El PP tapa con un cierre a medida los errores y deficiencias del Grupo SIETE

Fernando Rodríguez, durante su intervención en el pleno sobre la compra de las naves de la Cámara.

Logra aprobar un texto que constata el mal funcionamiento e irregularidades de un grupo del que PSOE y Ganemos piden la desparición y sobre el que Cs alberga dudas.
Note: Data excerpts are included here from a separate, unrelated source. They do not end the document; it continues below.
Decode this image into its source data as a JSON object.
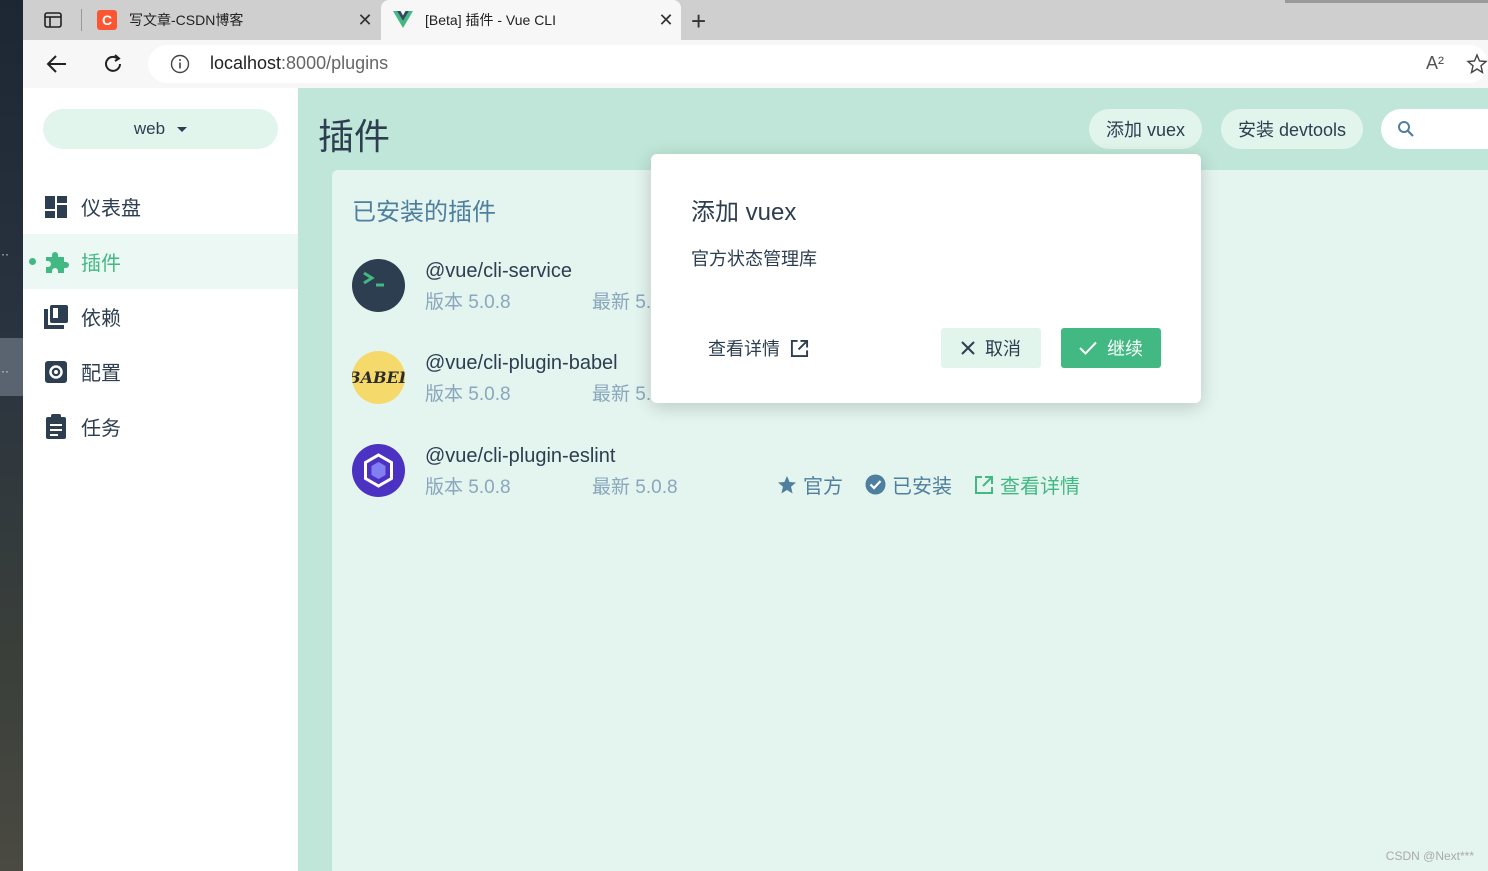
{
  "browser": {
    "tabs": [
      {
        "title": "写文章-CSDN博客",
        "favicon": "csdn-logo",
        "favicon_letter": "C"
      },
      {
        "title": "[Beta] 插件 - Vue CLI",
        "favicon": "vue-logo"
      }
    ],
    "url": {
      "host": "localhost",
      "path": ":8000/plugins"
    },
    "read_aloud": "A²"
  },
  "sidebar": {
    "project": "web",
    "items": [
      {
        "label": "仪表盘",
        "icon": "dashboard-icon"
      },
      {
        "label": "插件",
        "icon": "puzzle-icon",
        "active": true
      },
      {
        "label": "依赖",
        "icon": "library-icon"
      },
      {
        "label": "配置",
        "icon": "settings-icon"
      },
      {
        "label": "任务",
        "icon": "clipboard-icon"
      }
    ]
  },
  "header": {
    "title": "插件",
    "add_vuex": "添加 vuex",
    "install_devtools": "安装 devtools"
  },
  "panel": {
    "title": "已安装的插件",
    "plugins": [
      {
        "name": "@vue/cli-service",
        "version": "版本 5.0.8",
        "latest": "最新 5.",
        "logo": "vue-cli-service-logo"
      },
      {
        "name": "@vue/cli-plugin-babel",
        "version": "版本 5.0.8",
        "latest": "最新 5.",
        "logo": "babel-logo"
      },
      {
        "name": "@vue/cli-plugin-eslint",
        "version": "版本 5.0.8",
        "latest": "最新 5.0.8",
        "logo": "eslint-logo",
        "official": "官方",
        "installed": "已安装",
        "details": "查看详情"
      }
    ]
  },
  "modal": {
    "title": "添加 vuex",
    "description": "官方状态管理库",
    "details": "查看详情",
    "cancel": "取消",
    "continue": "继续"
  },
  "colors": {
    "accent": "#42b983",
    "main_bg": "#bfe6d8",
    "panel_bg": "#e4f4ee",
    "pill_bg": "#e1f5ec",
    "text": "#2c3e50",
    "muted": "#4f7f9f"
  },
  "watermark": "CSDN @Next***"
}
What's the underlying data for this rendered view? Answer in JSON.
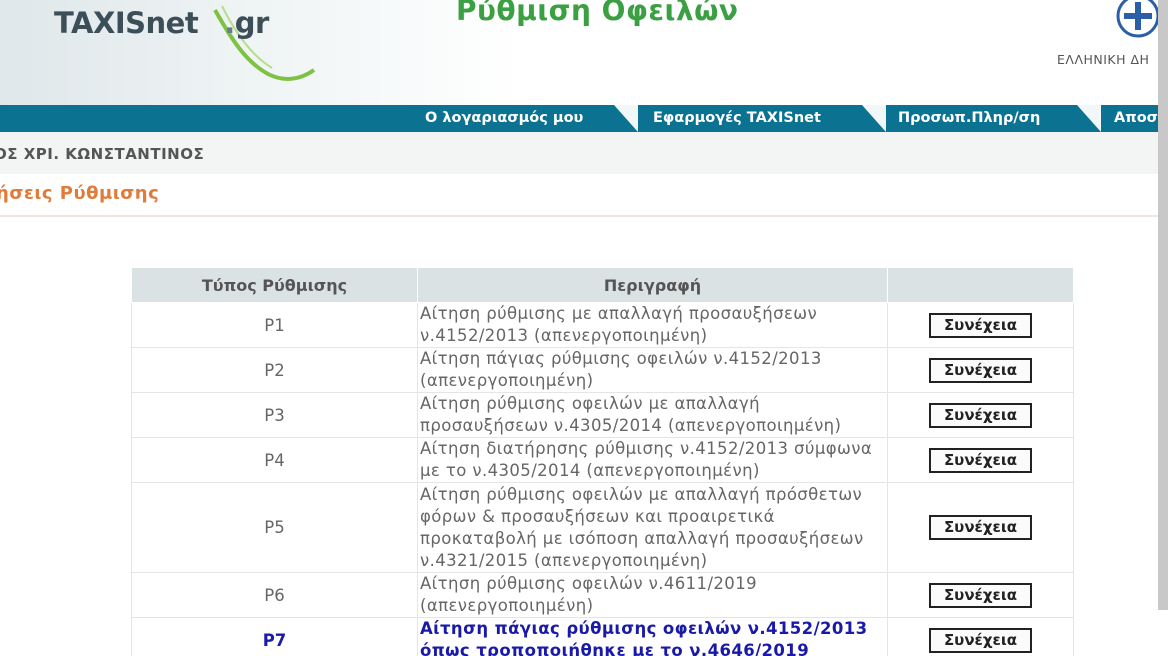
{
  "header": {
    "logo_main": "TAXISnet",
    "logo_dot": ".",
    "logo_suffix": "gr",
    "page_heading": "Ρύθμιση Οφειλών",
    "ministry_label": "ΕΛΛΗΝΙΚΗ ΔΗ"
  },
  "nav": {
    "items": [
      {
        "label": "Ο λογαριασμός μου"
      },
      {
        "label": "Εφαρμογές TAXISnet"
      },
      {
        "label": "Προσωπ.Πληρ/ση"
      },
      {
        "label": "Αποσ"
      }
    ],
    "color": "#0b7391"
  },
  "user": {
    "name": "ΟΣ ΧΡΙ. ΚΩΝΣΤΑΝΤΙΝΟΣ"
  },
  "section": {
    "title": "ήσεις Ρύθμισης",
    "color": "#e07b3a"
  },
  "table": {
    "headers": [
      "Τύπος Ρύθμισης",
      "Περιγραφή",
      ""
    ],
    "rows": [
      {
        "type": "P1",
        "lines": [
          "Αίτηση ρύθμισης με απαλλαγή προσαυξήσεων",
          "ν.4152/2013 (απενεργοποιημένη)"
        ],
        "action": "Συνέχεια"
      },
      {
        "type": "P2",
        "lines": [
          "Αίτηση πάγιας ρύθμισης οφειλών ν.4152/2013",
          "(απενεργοποιημένη)"
        ],
        "action": "Συνέχεια"
      },
      {
        "type": "P3",
        "lines": [
          "Αίτηση ρύθμισης οφειλών με απαλλαγή",
          "προσαυξήσεων ν.4305/2014 (απενεργοποιημένη)"
        ],
        "action": "Συνέχεια"
      },
      {
        "type": "P4",
        "lines": [
          "Αίτηση διατήρησης ρύθμισης ν.4152/2013 σύμφωνα",
          "με το ν.4305/2014 (απενεργοποιημένη)"
        ],
        "action": "Συνέχεια"
      },
      {
        "type": "P5",
        "lines": [
          "Αίτηση ρύθμισης οφειλών με απαλλαγή πρόσθετων",
          "φόρων & προσαυξήσεων και προαιρετικά",
          "προκαταβολή με ισόποση απαλλαγή προσαυξήσεων",
          "ν.4321/2015 (απενεργοποιημένη)"
        ],
        "action": "Συνέχεια"
      },
      {
        "type": "P6",
        "lines": [
          "Αίτηση ρύθμισης οφειλών ν.4611/2019",
          "(απενεργοποιημένη)"
        ],
        "action": "Συνέχεια"
      },
      {
        "type": "P7",
        "lines": [
          "Αίτηση πάγιας ρύθμισης οφειλών ν.4152/2013",
          "όπως τροποποιήθηκε με το ν.4646/2019"
        ],
        "action": "Συνέχεια",
        "highlight": true
      }
    ]
  }
}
La comisión de investigación del Grupo SIETE, la polémica unidad de la Policía Local de Salamanca, ya es historia. Casi tres años después (los cumpliría en septiembre) la primera comisión especial del Ayuntamiento de Salamanca, que tenía que haber sido resuelta en 4 meses, ha aprobado unas conclusiones que se pueden calificar de generosas con el equipo de Gobierno, habida cuenta de que la textualidad del documento que se ha aprobado en el pleno pone de manifiesto que el funcionamiento del grupo no era ejemplar. Y eso es mucho teniendo en cuenta que el texto lleva la rúbrica del PP, al que esta vez Cs ha forzado a reconocer mucho más de lo que está dispuesto a hacer.

 

Incluso con el documento en la mano, el concejal Fernando Rodríguez, responsable político de la Policía Local, ha insistido en que no había nada de lo que se comentó en su día sobre los rudimentos del grupo, aunque la realidad es otra. Pocos meses después del inicio de la comisión, se destituyó al subinspector responsable por debajo del jefe de la Policía, el "cabeza de turco" según Gabriel De la Mora al que se han cargado las responsabilidades; el grupo empezó a volcar sus informes a Eurocop, algo que no hacía; y se han ido limitando sus funciones y hasta su número. Además, las conclusiones de la comisión determinan que, a partir de ahora, se ejercerá un mayor control sobre el grupo: el jefe policial deberá dar cuenta periódicamente de sus actividades en una comisión municipal.

 

En las conclusiones del dictamen aprobado, el elaborado por el PP y 'tutelado' por Cs con celo en esta ocasión, se reconocen errores y deficiencias en diligencias del grupo, excesiva dispersión de funciones, la falta de volcado de informes e incluso, la extralimitación de tareas en operativos como el control de bares o los empadronamientos. Todos los grupos coinciden en eso, también el PP aunque el concejal Rodríguez fuera por otro lado en su intervención: se ha agarrado a que no se han detectado ilegalidades (Ganemos no opina lo mismo) y al buen fucionamiento actual del grupo, cuando lo que se investigaban eran sus fallos pasados.

 

El resultado final es que el grupo ya ha cambiado las malas prácticas que lo pusieron en el disparadero, pero puede que no quede ahí la cosa. En sendos votos particulares, PSOE y Ganemos han pedido la disolución del grupo y, en el caso de los granates, que se asuman responsabilidades políticas por parte de alcalde, concejal y jefe policial. Los dos votos han sido 'tumbados'. Pero también Cs alberga sus dudas y ha abierto la puerta a una petición de cese del grupo si las mejoras no se consolidan.